Time for an update. A few days before my last post, thermocouples were finally tested. No comment as to why this information isn't already recorded and regularly maintained. Personally I would have thought that this type of task is done annually by first year students.
After that I changed my attention to the dioxin analysis apparatus. Got all parts together and ready for the first fuel combustion, a wheat-municipal waste mixture. Then my first mistake became apparent, the gc inlet liner was too big for the gc-ms. I had simply bought the wrong part; looking back I asked myself, should I check the inlet dimensions? No, they'll have at least two ports won't they? Little did I know how that silly mistake would cost. So I spent subsequent week looking for a machine elsewhere (i.e. another university) to help. Luckily, living near London proved to help me.
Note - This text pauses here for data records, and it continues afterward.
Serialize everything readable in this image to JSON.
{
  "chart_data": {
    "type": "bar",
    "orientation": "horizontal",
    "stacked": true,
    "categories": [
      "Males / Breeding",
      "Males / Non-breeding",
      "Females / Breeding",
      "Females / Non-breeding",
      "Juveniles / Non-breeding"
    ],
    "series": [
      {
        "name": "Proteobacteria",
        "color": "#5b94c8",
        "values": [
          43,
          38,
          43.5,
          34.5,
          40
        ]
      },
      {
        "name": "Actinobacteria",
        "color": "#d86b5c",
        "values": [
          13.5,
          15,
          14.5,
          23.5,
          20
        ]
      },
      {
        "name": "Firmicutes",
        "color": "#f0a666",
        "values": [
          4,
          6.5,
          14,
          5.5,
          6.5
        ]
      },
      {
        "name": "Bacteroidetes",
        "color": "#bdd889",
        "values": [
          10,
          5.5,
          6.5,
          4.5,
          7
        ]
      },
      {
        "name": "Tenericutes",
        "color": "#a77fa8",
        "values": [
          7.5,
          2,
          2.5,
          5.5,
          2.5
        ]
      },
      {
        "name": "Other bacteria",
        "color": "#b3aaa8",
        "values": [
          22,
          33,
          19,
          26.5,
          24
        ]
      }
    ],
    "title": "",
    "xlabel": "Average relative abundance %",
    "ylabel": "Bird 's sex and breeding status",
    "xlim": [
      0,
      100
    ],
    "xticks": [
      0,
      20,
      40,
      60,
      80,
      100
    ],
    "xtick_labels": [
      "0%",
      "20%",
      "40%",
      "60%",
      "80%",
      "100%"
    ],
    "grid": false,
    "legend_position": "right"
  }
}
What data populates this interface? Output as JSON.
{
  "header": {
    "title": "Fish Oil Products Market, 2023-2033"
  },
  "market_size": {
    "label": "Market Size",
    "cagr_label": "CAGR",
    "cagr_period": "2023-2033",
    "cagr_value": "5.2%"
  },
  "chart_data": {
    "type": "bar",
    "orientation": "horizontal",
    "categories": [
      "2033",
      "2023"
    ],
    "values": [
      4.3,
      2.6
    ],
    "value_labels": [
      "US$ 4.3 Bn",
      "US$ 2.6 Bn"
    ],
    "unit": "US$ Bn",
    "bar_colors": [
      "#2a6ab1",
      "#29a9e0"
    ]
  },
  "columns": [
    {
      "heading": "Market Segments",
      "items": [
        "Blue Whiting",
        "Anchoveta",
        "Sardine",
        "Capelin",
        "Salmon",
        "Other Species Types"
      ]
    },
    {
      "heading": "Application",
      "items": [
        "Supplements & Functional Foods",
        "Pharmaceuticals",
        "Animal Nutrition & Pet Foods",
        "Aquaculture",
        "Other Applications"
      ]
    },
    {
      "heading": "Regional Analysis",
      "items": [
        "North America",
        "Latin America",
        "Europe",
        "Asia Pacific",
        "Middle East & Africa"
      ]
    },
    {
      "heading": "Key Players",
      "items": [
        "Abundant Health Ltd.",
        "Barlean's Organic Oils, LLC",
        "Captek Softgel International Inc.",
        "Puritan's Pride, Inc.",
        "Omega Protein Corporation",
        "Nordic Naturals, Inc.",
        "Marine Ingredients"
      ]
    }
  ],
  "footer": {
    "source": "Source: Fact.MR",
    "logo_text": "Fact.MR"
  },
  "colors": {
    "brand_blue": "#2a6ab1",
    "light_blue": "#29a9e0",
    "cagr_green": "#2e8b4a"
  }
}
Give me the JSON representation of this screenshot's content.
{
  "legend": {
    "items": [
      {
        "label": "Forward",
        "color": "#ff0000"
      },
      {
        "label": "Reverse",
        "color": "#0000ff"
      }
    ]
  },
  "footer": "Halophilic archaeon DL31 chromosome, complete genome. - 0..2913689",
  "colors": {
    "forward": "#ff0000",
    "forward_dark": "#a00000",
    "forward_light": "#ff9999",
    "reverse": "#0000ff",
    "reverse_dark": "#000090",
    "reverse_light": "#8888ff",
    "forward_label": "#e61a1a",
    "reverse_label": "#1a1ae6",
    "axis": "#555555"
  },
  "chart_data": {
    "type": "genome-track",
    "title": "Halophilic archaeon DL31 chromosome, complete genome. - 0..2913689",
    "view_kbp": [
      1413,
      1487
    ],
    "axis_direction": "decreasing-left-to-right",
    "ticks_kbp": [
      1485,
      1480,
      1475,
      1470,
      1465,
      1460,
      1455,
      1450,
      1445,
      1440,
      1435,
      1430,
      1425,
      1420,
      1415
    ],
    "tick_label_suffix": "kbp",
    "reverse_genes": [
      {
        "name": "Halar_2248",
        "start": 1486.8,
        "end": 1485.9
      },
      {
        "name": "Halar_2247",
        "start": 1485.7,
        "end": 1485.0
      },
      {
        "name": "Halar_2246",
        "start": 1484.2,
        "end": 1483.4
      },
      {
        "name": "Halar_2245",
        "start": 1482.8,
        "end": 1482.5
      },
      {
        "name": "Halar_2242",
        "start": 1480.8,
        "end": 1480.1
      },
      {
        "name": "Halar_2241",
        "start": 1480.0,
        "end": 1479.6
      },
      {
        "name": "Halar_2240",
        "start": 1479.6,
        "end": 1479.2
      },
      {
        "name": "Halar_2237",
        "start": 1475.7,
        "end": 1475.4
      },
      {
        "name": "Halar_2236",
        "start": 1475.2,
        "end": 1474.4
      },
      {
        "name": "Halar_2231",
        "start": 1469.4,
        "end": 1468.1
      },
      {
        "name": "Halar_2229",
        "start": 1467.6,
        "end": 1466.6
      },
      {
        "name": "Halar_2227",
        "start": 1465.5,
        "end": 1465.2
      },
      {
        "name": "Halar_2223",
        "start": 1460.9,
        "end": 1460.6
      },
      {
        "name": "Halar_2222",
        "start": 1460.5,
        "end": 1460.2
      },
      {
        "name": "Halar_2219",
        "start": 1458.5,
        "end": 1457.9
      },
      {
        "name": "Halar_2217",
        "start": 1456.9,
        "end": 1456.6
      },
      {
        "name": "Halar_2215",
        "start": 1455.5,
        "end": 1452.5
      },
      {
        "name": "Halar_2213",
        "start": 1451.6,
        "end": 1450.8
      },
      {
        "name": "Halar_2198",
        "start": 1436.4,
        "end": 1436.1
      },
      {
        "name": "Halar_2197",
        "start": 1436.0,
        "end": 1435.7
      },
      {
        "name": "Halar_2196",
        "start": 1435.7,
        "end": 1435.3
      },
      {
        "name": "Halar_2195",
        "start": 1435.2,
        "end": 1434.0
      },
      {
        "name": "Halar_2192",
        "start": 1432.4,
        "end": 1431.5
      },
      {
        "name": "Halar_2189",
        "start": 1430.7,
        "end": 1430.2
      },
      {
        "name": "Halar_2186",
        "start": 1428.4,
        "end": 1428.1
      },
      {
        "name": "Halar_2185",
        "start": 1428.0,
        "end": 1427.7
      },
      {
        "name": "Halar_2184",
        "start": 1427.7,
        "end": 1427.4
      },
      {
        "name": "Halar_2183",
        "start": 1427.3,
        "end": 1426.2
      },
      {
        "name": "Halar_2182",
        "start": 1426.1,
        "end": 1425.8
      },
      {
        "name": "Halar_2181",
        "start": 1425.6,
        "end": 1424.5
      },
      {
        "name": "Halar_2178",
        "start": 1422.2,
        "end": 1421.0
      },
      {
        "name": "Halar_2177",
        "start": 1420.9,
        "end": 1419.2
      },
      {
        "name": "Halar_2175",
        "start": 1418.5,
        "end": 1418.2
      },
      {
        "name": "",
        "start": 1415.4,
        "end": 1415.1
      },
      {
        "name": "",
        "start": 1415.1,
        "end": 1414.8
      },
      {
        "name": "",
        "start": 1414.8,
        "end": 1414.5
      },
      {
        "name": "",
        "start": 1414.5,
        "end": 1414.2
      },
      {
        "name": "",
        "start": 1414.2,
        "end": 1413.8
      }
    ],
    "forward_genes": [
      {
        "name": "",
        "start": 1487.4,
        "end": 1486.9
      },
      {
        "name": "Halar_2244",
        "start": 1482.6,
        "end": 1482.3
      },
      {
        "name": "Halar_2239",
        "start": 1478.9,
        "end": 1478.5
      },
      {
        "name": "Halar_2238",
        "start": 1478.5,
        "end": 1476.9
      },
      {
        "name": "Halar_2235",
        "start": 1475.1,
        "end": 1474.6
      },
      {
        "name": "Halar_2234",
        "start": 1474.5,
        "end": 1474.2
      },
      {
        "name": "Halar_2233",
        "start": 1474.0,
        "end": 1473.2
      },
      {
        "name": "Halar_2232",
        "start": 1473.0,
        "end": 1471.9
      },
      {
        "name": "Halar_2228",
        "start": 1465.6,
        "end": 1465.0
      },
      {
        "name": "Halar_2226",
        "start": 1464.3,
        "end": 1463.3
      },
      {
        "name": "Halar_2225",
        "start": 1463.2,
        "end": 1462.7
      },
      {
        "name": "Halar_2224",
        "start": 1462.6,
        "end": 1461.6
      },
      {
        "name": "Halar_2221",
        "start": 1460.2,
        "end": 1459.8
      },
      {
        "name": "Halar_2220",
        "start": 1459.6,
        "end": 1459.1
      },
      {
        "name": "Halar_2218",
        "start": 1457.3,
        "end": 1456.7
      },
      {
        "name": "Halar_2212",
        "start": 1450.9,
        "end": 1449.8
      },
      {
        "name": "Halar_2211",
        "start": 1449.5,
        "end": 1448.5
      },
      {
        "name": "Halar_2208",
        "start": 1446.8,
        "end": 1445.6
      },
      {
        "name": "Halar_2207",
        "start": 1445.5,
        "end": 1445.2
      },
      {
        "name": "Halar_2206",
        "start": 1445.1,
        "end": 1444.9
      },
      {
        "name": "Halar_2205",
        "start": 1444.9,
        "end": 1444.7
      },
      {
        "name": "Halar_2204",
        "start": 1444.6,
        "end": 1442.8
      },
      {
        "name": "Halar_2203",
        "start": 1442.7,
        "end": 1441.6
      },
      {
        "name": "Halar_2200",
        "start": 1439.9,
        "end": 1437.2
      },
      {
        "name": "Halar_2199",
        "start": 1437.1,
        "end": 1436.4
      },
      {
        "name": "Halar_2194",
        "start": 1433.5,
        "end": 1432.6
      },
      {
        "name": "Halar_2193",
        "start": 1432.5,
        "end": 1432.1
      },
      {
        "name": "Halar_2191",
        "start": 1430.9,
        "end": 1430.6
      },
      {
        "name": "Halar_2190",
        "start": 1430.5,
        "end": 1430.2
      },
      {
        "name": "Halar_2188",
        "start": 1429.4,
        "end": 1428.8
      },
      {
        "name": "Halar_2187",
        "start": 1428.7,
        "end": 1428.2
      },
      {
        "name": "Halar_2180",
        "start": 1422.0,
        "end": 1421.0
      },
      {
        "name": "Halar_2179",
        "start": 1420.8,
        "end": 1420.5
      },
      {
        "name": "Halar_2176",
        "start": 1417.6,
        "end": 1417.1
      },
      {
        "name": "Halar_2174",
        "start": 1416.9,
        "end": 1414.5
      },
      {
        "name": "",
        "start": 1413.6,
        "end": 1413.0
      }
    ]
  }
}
Refreshing to be able to walk into a lab and start work, none of the risk assessment, safety induction nonsense, can't do attitude here! More bad news: the analysis failed. Despite the best efforts of the technician (a helpful guy), with the standard, no peaks eluted. Then with one of my samples, the desorption was simply too poorly controlled, so the column was overloaded with dirt. Now I know why £15 000 thermal desorption units are invested in; was always risky trying this thermal desorption technique on the cheap without good temperature control to the inlet liner.
Some good news though, managed to obtain some operation time for the combustion of my fuel mixtures, four in total. I know, a pitiful quantity, but this is pilot lab scale, not typical chemistry bench scale work! A little serendipity also came my way; fluidised bed agglomeration forced me to change the bed material, which prompted me to think of this as future journal article content; after all, in the absence of any laboratory work I needed to find content from somewhere. So, whilst awaiting delivery of new (correct!) liners, electron microscopy analysis will be my saviour!